La profonda rivoluzione che le nostre vite hanno subito nei mesi precedenti a causa del Covid19 ci ha spinto a chiederci se e in che modalità, terminata la pandemia, avremmo modificato i nostri stili di comportamento. Ci siamo chiesti se quando saremmo stati liberi dall’ipotesi di contagio, saremmo tornati ad agire come in passato? I nostri atteggiamenti nei confronti del mondo esterno e degli altri sono rimasti gli stessi di sempre? È possibile ipotizzare una risposta negativa a queste domande. È probabile, infatti, che il timore del contatto, ormai così profondamente radicato nella nostra mente e nelle nostre azioni quotidiane, resti impresso dentro di noi, con notevoli conseguenze comportamentali ed emotive. Tale cambiamento sarà probabilmente amplificato in coloro che già in precedenza mostravano alcune specifiche vulnerabilità.

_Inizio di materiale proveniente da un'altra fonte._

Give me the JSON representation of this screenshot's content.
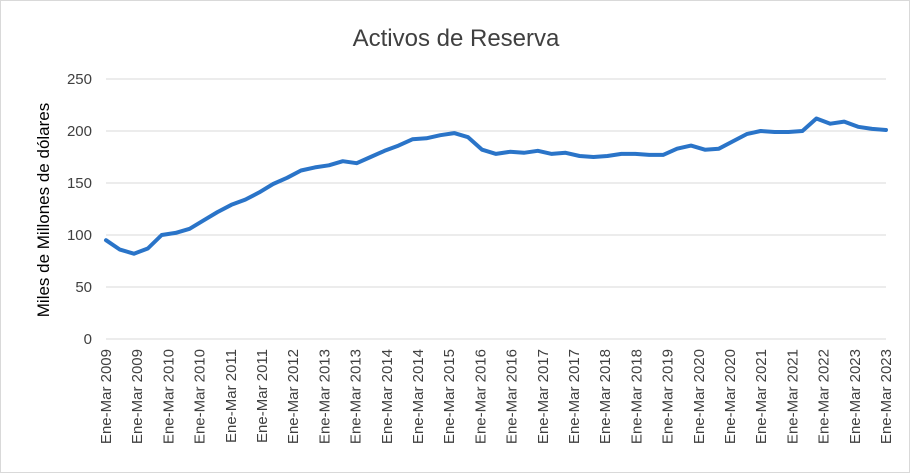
{
  "chart_data": {
    "type": "line",
    "title": "Activos de Reserva",
    "xlabel": "",
    "ylabel": "Miles de Millones de dólares",
    "ylim": [
      0,
      250
    ],
    "yticks": [
      0,
      50,
      100,
      150,
      200,
      250
    ],
    "grid": true,
    "legend": "none",
    "series_color": "#2a74c8",
    "x_tick_labels": [
      "Ene-Mar 2009",
      "Ene-Mar 2009",
      "Ene-Mar 2010",
      "Ene-Mar 2010",
      "Ene-Mar 2011",
      "Ene-Mar 2011",
      "Ene-Mar 2012",
      "Ene-Mar 2013",
      "Ene-Mar 2013",
      "Ene-Mar 2014",
      "Ene-Mar 2014",
      "Ene-Mar 2015",
      "Ene-Mar 2016",
      "Ene-Mar 2016",
      "Ene-Mar 2017",
      "Ene-Mar 2017",
      "Ene-Mar 2018",
      "Ene-Mar 2018",
      "Ene-Mar 2019",
      "Ene-Mar 2020",
      "Ene-Mar 2020",
      "Ene-Mar 2021",
      "Ene-Mar 2021",
      "Ene-Mar 2022",
      "Ene-Mar 2023",
      "Ene-Mar 2023"
    ],
    "series": [
      {
        "values": [
          95,
          86,
          82,
          87,
          100,
          102,
          106,
          114,
          122,
          129,
          134,
          141,
          149,
          155,
          162,
          165,
          167,
          171,
          169,
          175,
          181,
          186,
          192,
          193,
          196,
          198,
          194,
          182,
          178,
          180,
          179,
          181,
          178,
          179,
          176,
          175,
          176,
          178,
          178,
          177,
          177,
          183,
          186,
          182,
          183,
          190,
          197,
          200,
          199,
          199,
          200,
          212,
          207,
          209,
          204,
          202,
          201
        ]
      }
    ]
  }
}
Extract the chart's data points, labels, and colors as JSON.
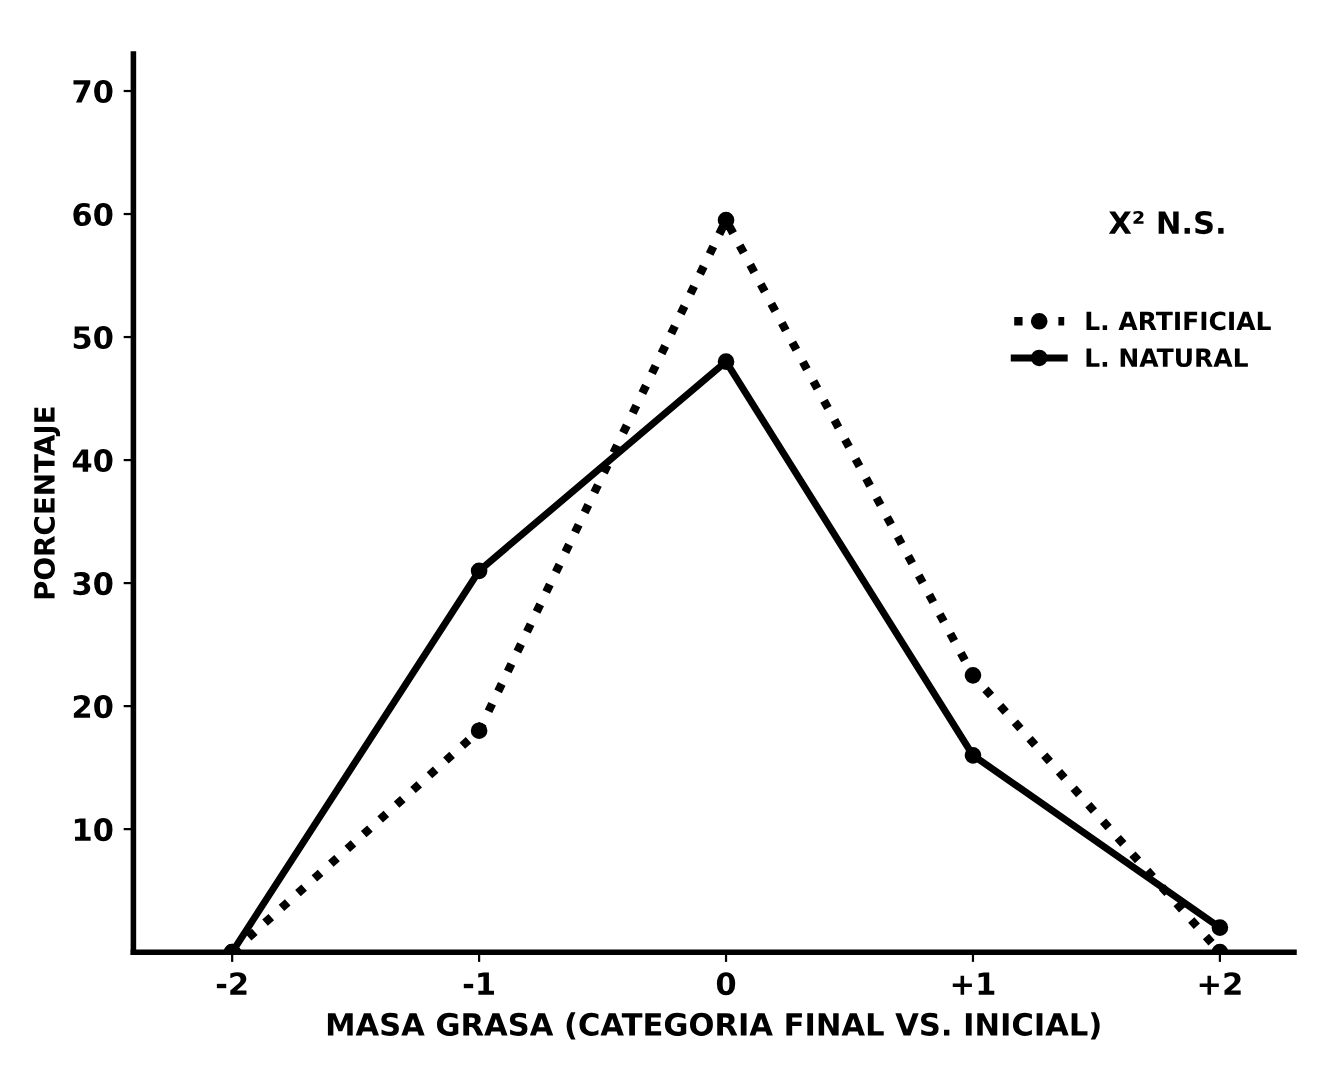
{
  "chart_data": {
    "type": "line",
    "xlabel": "MASA GRASA (CATEGORIA FINAL VS. INICIAL)",
    "ylabel": "PORCENTAJE",
    "x": [
      -2,
      -1,
      0,
      1,
      2
    ],
    "series": [
      {
        "name": "L. ARTIFICIAL",
        "color": "#000000",
        "line_style": "dotted",
        "values": [
          0,
          18,
          59.5,
          22.5,
          0
        ]
      },
      {
        "name": "L. NATURAL",
        "color": "#000000",
        "line_style": "solid",
        "values": [
          0,
          31,
          48,
          16,
          2
        ]
      }
    ],
    "marker": "circle",
    "xlim": [
      -2.4,
      2.3
    ],
    "ylim": [
      0,
      73
    ],
    "xticks": [
      -2,
      -1,
      0,
      {
        "value": 1,
        "label": "+1"
      },
      {
        "value": 2,
        "label": "+2"
      }
    ],
    "yticks": [
      10,
      20,
      30,
      40,
      50,
      60,
      70
    ],
    "annotations": [
      "X² N.S."
    ],
    "legend": "right",
    "grid": false
  }
}
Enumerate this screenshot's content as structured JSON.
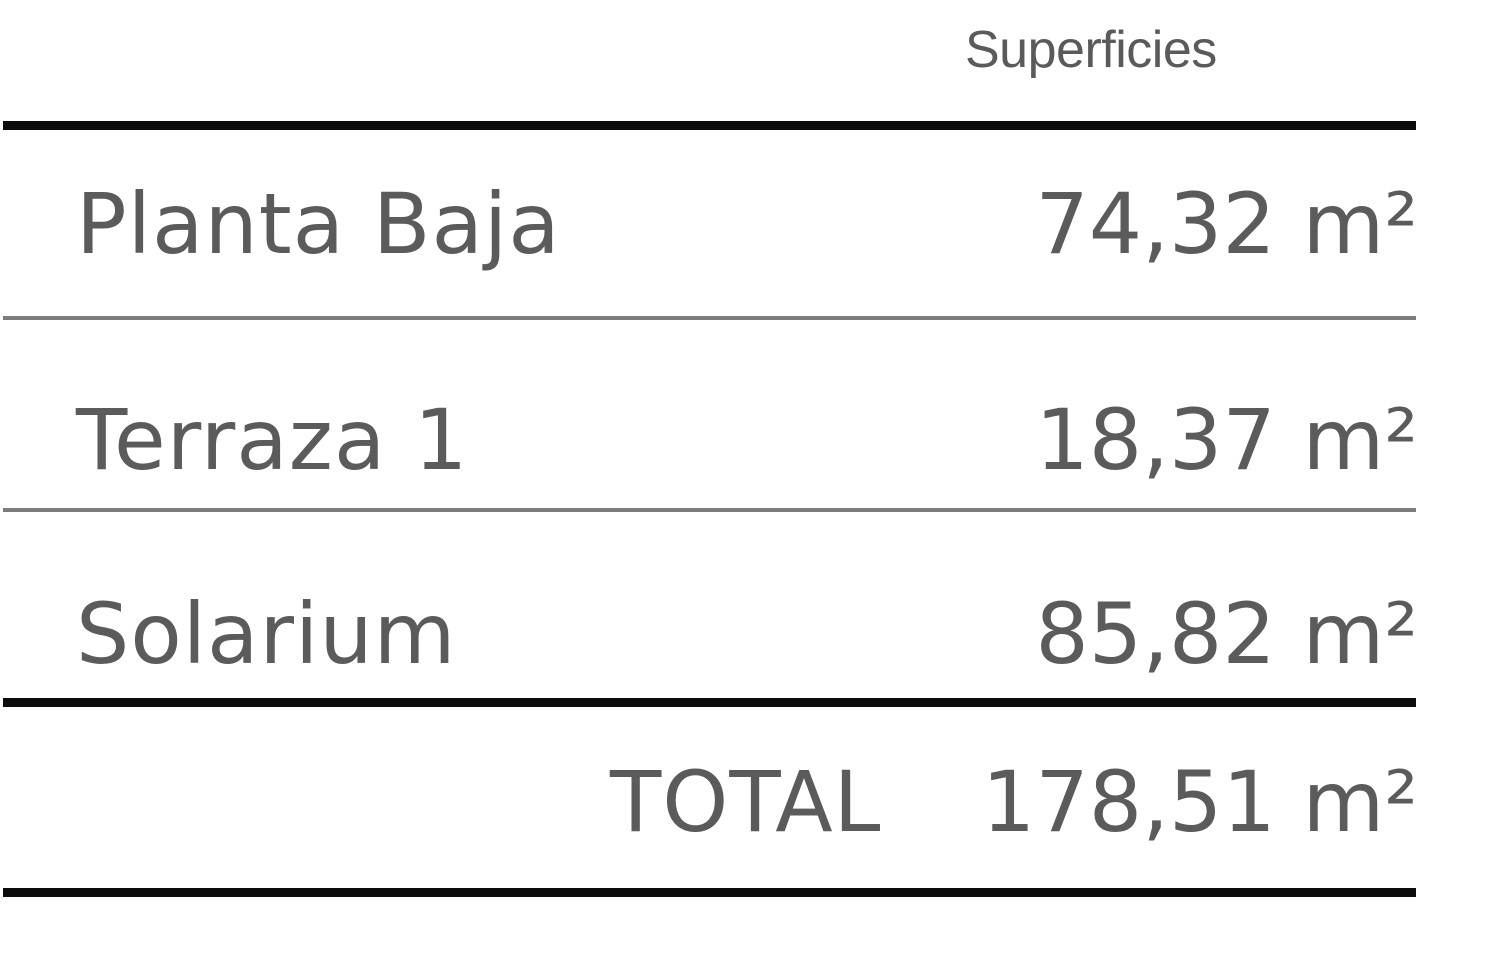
{
  "table": {
    "header": "Superficies",
    "rows": [
      {
        "label": "Planta Baja",
        "value": "74,32 m²"
      },
      {
        "label": "Terraza 1",
        "value": "18,37 m²"
      },
      {
        "label": "Solarium",
        "value": "85,82 m²"
      }
    ],
    "total": {
      "label": "TOTAL",
      "value": "178,51 m²"
    }
  }
}
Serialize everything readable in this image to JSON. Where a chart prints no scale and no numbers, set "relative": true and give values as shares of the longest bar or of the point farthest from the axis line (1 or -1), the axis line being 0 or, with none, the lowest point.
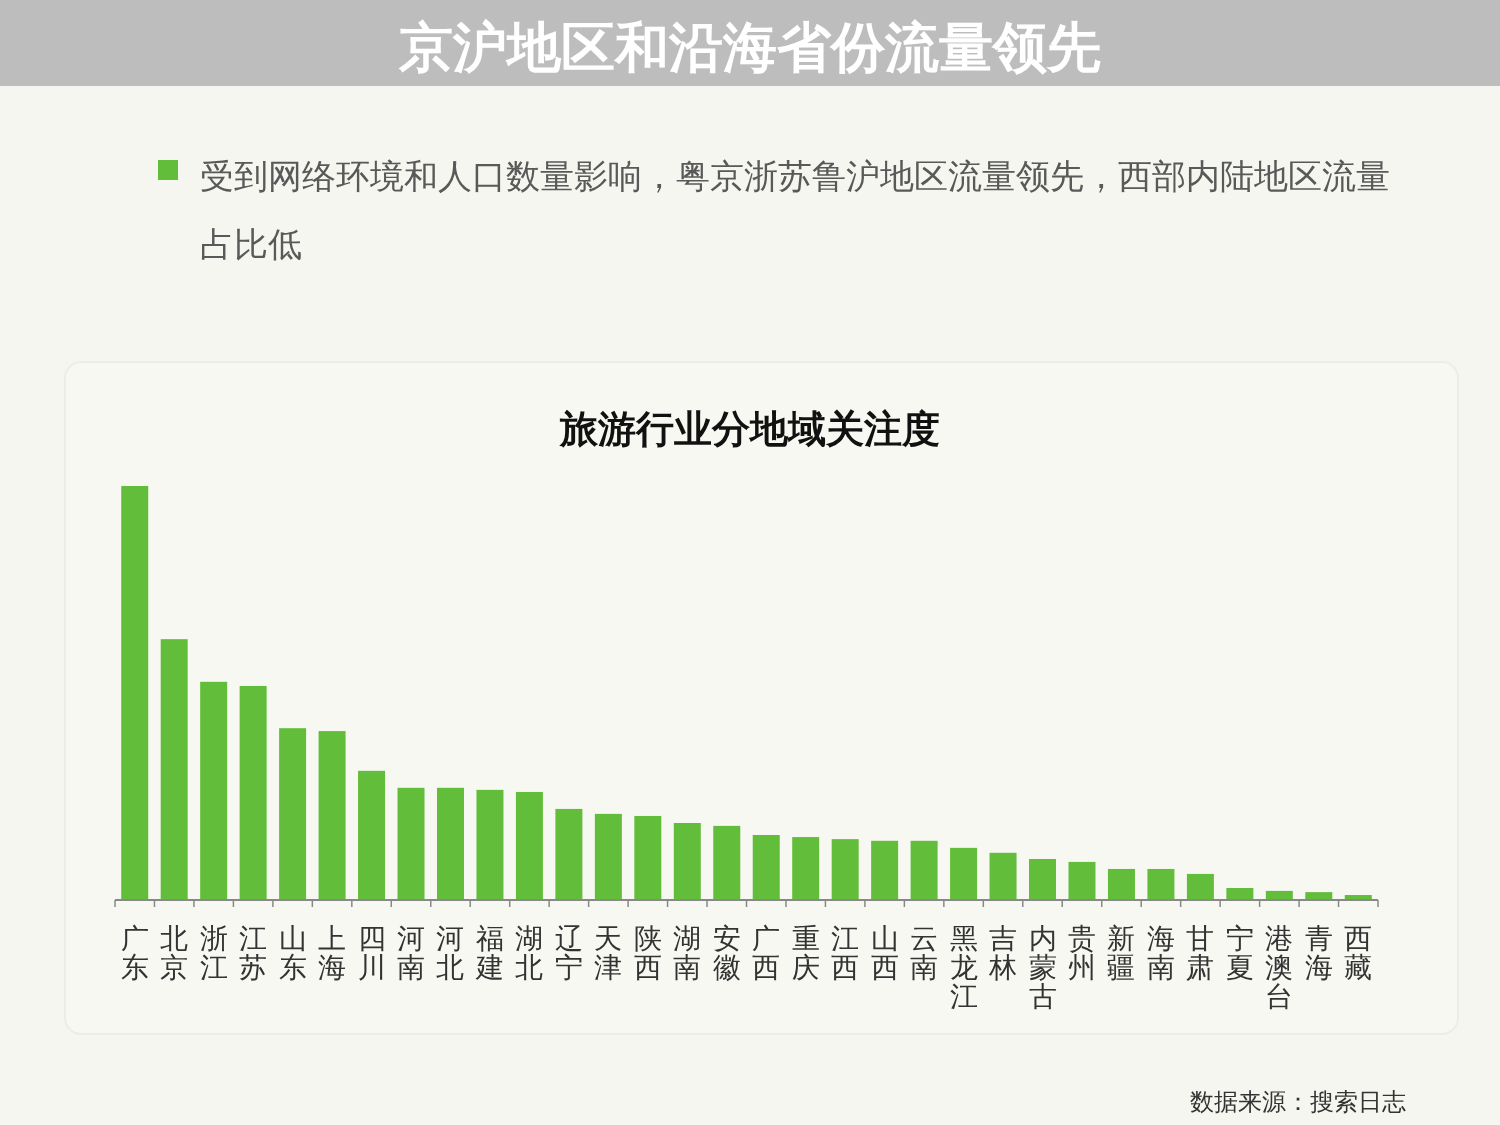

Il Covid-19 è un virus respiratorio che si diffonde principalmente attraverso il contatto con una persona contagiata. La via primaria di contagio sono le goccioline del respiro emesse tramite saliva, tosse, starnuti ed i contatti diretti personali, toccando nello specifico le mani, la bocca, il naso o gli occhi. Il collegamento epidemiologico può avvenire entro un periodo di quattordici giorni prima della manifestazione di malattia. Il Coronavirus ha avuto origine a Wuhan, in Cina, alla fine del 2019. Una serie di misure è stata urgentemente adottata, quale l’identificazione e l’isolamento di casi sia diagnosticati che sospetti, la diffusione dei criteri diagnostici nazionali da seguire e la messa a disposizione di forniture mediche e team di esperti. Il nuovo focolaio di Coronavirus ha reso necessarie cure tempestive anche per quanto riguarda la salute mentale di tutti i cittadini cinesi: il 26 gennaio 2020 la National Health Commission of China ha notificato i principi base per pianificare alcuni interventi di psicologia dell’emergenza: fornire assistenza sanitaria psicologica per tutti i pazienti affetti da Coronavirus, ma anche per coloro che hanno avuto contatto con essi, per chi si trova in regime di isolamento o di ricovero, per tutti i familiari e gli amici delle persone colpite e per gli operatori sanitari. L’assistenza psicologica fornita finora riguarda principalmente la gestione di emozioni quali solitudine,rabbia ed ansia, in particolare relativa al terrore del contagio o di poter infettare i propri familiari, amici o colleghi (Xiang, Y.T., et al., 2020).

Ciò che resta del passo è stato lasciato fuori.